Tuesday, October 1, 2019

Semicolon


Any Good Books, October, 2019

Semicolon: The Past, Present, and Future of a Misunderstood Mark
Cecelia Watson (Ecco, 2019)

        It's characteristic of the thoroughness of Cecelia Watson's research that the she knows both the date of the semicolon's invention (1494) and the name of the inventor, a Venetian publisher; the type designer was Bolognese. The humanists of the Renaissance were busy inventing marks, most of which quickly faded out of use; the semicolon survived because of its utility as a way to mark a pause, longer than the one marked by a comma, and shorter than that of a colon. In other words, its use was purely a matter of prosody, the music of language.

        From the middle of the eighteenth century through the nineteenth century, grammarians contended to publish the most thorough explications of English grammar, and the most 'scientific'. The competition was fierce; one dauntless scholar published “The Grammar of English Grammars, which contained 1,192 pages filled with tiny print surveying a selection of 548 English grammar books that had been published in the eighteenth and nineteenth centuries, up until the 1852 printing of his own book.” Some authors based their grammatical theories on Latin and Greek; others attempted logical induction directly from English. They all had much the same difficulty: “how could it be possible to give useful rules for punctuation, while at the same time acknowledging that those rules couldn't describe every valid approach to punctuating a text?” 
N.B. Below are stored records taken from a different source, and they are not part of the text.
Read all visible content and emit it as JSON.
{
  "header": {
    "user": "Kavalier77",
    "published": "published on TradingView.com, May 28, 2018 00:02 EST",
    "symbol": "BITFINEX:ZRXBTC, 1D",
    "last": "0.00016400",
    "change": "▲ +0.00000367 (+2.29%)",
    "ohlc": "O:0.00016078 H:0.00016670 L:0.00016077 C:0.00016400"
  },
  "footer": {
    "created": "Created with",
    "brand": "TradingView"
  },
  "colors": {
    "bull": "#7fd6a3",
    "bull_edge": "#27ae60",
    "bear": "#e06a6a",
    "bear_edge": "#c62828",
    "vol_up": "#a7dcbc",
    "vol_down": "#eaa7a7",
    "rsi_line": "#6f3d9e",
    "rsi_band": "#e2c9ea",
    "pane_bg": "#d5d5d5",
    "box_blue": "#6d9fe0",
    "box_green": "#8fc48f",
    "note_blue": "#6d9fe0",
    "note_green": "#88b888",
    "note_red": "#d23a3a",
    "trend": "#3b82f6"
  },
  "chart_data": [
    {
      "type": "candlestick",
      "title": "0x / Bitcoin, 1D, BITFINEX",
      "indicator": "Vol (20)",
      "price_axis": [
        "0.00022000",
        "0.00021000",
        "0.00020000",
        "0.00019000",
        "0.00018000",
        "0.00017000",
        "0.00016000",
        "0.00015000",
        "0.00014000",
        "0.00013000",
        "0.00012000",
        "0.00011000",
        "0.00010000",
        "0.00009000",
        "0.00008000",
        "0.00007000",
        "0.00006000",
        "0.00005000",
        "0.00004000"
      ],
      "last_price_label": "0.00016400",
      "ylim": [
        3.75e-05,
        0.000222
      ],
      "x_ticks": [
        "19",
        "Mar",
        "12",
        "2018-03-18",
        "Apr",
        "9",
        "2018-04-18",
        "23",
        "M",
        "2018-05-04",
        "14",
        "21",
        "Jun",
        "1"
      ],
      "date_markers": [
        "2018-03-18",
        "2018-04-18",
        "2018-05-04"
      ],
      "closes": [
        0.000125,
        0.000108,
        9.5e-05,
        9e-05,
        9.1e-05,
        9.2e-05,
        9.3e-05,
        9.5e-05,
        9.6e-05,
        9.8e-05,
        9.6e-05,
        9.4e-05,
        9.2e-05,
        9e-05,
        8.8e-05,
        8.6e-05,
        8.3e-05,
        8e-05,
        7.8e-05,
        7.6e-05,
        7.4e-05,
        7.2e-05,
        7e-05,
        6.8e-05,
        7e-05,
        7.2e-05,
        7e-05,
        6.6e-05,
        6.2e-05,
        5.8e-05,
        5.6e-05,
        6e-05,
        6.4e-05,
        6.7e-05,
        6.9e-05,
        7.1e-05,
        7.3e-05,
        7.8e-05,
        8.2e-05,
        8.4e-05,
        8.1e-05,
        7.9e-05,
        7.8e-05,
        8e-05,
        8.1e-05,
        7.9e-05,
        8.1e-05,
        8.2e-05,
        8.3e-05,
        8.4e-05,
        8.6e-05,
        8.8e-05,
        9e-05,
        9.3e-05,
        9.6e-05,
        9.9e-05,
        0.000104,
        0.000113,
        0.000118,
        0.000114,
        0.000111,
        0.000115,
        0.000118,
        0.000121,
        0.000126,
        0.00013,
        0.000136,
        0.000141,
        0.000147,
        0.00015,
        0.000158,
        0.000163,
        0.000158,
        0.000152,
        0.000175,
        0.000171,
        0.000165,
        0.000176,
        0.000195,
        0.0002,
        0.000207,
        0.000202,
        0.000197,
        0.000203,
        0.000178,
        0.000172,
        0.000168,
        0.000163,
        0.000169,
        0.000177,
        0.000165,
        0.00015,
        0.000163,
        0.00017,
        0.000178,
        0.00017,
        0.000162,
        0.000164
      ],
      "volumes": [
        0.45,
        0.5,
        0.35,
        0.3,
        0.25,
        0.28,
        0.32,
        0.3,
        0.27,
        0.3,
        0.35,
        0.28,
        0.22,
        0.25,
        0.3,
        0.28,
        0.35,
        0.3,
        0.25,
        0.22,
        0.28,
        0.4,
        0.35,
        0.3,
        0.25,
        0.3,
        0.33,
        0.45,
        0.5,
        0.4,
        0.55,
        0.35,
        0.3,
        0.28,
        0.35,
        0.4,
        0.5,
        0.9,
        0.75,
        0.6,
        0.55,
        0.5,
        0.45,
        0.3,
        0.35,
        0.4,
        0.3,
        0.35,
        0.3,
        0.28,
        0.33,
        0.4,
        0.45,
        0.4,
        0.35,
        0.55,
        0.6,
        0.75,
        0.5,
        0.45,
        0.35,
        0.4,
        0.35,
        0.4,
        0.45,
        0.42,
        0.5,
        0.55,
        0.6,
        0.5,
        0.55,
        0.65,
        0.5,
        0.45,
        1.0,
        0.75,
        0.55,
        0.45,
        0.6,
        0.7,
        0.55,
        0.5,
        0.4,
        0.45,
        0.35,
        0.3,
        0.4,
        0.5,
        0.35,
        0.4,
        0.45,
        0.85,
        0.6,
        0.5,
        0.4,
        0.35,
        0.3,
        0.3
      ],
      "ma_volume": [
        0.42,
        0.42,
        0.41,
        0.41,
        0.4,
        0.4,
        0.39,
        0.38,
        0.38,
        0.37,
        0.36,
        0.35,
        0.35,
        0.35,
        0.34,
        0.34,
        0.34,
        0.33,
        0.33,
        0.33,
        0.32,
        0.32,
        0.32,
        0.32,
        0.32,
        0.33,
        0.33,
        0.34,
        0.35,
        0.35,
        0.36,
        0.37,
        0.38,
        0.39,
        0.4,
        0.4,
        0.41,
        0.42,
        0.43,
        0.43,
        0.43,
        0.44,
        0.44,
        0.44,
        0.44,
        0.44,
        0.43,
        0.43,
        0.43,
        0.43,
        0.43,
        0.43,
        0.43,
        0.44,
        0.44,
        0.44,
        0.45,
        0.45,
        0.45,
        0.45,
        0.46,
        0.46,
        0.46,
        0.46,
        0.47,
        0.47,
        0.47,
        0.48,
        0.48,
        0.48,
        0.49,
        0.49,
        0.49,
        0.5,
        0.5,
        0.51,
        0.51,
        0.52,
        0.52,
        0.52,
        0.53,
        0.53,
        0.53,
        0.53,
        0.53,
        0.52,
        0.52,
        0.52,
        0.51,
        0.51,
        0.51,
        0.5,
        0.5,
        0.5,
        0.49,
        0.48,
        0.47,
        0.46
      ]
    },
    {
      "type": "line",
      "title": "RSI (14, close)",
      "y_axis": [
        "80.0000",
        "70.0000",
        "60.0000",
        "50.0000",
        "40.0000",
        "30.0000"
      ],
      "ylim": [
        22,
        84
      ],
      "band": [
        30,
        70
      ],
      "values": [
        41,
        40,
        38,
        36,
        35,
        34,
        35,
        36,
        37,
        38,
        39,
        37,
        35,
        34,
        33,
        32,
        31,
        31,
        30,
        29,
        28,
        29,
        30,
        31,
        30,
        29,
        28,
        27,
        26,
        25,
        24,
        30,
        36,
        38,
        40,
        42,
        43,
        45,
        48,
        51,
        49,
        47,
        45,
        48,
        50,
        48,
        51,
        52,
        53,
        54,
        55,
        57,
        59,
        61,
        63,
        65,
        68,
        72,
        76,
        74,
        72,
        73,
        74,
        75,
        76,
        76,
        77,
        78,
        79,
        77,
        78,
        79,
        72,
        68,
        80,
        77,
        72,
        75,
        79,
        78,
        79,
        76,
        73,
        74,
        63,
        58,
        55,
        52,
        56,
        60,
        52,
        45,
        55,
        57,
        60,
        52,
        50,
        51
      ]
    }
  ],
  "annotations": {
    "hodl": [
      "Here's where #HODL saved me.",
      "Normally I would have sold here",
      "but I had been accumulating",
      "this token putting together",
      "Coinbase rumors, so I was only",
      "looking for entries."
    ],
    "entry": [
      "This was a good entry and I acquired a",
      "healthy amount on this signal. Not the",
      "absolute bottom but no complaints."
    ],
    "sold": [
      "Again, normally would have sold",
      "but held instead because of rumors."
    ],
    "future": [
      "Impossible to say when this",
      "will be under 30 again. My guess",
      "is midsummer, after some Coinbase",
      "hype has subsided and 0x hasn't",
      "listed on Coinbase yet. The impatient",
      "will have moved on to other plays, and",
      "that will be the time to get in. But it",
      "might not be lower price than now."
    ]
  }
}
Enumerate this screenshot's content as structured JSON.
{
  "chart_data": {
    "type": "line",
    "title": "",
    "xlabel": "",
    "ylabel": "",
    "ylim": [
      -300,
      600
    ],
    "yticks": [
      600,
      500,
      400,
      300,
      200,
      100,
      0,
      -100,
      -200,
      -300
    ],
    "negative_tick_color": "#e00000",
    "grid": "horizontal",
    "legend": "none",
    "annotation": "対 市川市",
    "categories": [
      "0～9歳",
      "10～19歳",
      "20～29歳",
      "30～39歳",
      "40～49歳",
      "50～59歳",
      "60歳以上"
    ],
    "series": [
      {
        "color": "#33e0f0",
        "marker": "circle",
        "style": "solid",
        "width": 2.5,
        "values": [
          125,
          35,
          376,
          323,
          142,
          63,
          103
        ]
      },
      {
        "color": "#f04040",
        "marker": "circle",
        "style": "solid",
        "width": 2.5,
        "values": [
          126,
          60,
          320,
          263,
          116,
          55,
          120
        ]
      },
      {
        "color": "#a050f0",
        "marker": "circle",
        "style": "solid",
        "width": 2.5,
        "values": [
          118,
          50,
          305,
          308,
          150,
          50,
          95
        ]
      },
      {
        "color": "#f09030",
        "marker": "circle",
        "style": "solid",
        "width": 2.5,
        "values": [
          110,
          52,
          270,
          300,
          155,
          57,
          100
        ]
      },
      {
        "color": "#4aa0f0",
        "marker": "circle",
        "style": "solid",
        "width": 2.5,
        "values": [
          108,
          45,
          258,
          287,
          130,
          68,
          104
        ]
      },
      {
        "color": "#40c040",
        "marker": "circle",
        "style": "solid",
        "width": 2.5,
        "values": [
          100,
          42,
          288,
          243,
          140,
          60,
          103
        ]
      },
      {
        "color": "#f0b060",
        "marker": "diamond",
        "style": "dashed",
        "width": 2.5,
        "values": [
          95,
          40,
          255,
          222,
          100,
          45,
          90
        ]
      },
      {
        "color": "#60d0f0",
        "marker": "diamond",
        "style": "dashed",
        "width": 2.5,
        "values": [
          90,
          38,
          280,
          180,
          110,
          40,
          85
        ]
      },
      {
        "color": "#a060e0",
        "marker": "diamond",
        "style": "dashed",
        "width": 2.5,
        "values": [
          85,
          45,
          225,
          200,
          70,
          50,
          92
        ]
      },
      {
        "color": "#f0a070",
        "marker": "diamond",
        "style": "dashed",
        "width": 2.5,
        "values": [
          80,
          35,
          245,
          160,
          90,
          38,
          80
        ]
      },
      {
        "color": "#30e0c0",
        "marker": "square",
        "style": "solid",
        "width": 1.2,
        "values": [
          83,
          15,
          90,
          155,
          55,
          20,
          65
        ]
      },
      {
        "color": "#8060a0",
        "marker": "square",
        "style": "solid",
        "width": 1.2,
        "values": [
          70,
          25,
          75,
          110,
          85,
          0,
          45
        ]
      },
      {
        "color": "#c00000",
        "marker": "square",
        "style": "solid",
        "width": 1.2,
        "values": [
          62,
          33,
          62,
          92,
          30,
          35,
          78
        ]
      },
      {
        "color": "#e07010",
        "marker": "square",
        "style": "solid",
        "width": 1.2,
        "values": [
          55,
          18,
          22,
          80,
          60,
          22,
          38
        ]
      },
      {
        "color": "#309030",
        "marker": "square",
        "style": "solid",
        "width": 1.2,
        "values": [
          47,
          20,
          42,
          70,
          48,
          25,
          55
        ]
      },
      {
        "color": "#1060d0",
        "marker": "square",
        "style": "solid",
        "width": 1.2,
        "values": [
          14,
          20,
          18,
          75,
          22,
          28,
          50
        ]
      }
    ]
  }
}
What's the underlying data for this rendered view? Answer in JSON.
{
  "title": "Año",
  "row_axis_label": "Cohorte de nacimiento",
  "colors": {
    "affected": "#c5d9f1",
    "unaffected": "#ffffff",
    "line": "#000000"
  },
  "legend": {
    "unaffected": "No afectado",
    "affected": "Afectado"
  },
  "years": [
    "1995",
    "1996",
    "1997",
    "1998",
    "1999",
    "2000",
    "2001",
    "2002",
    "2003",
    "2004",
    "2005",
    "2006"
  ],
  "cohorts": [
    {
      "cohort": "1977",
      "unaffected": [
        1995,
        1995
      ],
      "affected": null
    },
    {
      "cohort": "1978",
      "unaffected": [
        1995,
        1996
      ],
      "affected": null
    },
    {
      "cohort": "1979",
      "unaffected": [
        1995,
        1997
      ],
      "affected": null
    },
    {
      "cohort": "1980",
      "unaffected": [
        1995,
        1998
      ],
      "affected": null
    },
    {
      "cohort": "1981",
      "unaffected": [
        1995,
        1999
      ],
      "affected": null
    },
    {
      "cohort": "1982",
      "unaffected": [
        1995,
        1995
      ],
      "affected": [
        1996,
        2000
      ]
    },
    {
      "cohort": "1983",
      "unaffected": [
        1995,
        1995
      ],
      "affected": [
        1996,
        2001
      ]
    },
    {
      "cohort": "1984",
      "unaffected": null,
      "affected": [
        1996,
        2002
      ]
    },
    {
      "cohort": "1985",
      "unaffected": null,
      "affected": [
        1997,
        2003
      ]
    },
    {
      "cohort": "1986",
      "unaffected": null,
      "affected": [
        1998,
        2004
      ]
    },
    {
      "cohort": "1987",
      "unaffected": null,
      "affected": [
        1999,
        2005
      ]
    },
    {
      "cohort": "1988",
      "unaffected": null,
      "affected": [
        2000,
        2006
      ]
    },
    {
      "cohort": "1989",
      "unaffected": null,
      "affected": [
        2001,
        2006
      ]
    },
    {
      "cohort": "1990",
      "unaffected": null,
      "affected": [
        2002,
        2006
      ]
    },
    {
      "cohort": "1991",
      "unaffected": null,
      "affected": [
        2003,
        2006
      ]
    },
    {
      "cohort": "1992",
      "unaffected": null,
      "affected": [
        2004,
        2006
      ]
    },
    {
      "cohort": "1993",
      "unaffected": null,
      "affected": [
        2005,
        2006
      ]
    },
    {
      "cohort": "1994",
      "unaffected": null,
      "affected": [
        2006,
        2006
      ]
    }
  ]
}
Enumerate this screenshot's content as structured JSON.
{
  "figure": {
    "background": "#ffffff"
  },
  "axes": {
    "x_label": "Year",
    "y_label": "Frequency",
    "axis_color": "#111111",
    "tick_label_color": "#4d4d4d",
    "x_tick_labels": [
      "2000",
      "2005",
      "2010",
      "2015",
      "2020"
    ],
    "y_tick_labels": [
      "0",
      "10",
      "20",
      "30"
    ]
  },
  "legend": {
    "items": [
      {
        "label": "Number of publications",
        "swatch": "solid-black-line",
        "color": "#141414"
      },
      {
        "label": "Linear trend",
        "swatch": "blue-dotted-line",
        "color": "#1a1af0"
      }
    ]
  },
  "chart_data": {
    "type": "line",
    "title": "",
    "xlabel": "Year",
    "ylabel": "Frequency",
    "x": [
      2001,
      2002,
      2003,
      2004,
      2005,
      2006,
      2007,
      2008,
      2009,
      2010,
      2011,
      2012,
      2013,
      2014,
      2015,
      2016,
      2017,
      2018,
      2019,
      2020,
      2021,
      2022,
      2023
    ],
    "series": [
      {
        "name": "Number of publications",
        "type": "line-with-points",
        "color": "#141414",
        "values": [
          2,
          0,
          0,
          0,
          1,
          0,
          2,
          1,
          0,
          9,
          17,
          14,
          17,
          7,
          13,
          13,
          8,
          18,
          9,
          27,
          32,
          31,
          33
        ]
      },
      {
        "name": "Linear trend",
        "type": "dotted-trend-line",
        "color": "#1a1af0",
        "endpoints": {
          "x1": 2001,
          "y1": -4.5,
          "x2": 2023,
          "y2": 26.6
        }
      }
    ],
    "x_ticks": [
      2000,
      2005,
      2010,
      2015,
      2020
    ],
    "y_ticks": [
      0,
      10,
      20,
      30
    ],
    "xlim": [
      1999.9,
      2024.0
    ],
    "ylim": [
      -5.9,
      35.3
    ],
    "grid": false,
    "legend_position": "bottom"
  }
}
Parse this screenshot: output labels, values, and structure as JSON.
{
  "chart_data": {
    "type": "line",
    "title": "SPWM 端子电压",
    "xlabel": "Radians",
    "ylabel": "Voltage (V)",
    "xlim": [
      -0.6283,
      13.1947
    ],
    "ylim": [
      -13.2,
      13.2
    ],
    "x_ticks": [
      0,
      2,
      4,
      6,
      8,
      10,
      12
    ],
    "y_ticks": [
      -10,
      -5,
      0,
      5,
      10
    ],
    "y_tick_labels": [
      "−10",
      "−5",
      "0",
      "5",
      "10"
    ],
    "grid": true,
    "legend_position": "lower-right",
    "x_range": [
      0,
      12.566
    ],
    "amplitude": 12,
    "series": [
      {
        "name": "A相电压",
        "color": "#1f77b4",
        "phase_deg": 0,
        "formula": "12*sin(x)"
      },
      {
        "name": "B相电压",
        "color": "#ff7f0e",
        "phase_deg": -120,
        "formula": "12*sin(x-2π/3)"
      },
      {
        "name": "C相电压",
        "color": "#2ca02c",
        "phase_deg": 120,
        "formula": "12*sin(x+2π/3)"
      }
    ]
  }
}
       But it was ever thus: ambiguity creeps in through the cracks. Watson has a couple of chapters about legal situations where the rules were asked to carry more weight than they really could bear. “Any remaining hope that the law could somehow escape the challenges posed by punctuation went out the window when a semicolon set about wreaking havoc up and down the Northeast Corridor in a dramatic Massachusetts court case that caused six years of controversy in courtrooms, in legislative debates, and in the streets.” Six years! 
 
       She has another couple of chapters about the stylistic uses of the semicolon. Herman Melville wrote in the nineteenth century, the semicolon's golden age. “No,” says Watson, “it's not really that Melville uses the semicolon to stretch out the distance between a capital letter and a period; instead, the semicolons are in the service of carrying you slowly, gently, pleasurably away from whatever it was you thought you were reading about–the process of beheading the whale, or how to assess winds, or cannibalism.”

       In the hands of the modern essayist Rebecca Solnit, on the other hand, “A semicolon is sometimes not a pause, but the opposite: an instrument of quickness, a little springboard that launches you rapidly from thought to thought.” These observations return the semicolon to the realm of music. The punctuation may, incidentally, accord with The Chicago Manual of Style, but it was chosen for its rhythm. 
 
       Watson is not opposed to rules, exactly, but she is opposed to idolatry about them. For one thing, as we've seen, they had to be invented. For another, they can make no claim to completeness, because the language is always flourishing in new ways. As language changes, we imagine that it decays, because the rules of our youth pass out of fashion; in reality, though, “[t]here was no time when everyone spoke flawless English and people punctuated 'properly.'” 
 
      She's also opposed to the pernicious snobbery by which those of us who happened to grow up speaking the dominant dialect ascribe some kind of moral virtue to following the rules. “Rules can be an easy, lazy way to put the onus on someone else: if you make a grammar mistake while trying to convey something heartfelt, I can just point out that you've used a comma splice and I'm excused from confronting what you were saying, since you didn't say it properly.” Don't be that person. Communicating is better than standing on privilege, any day.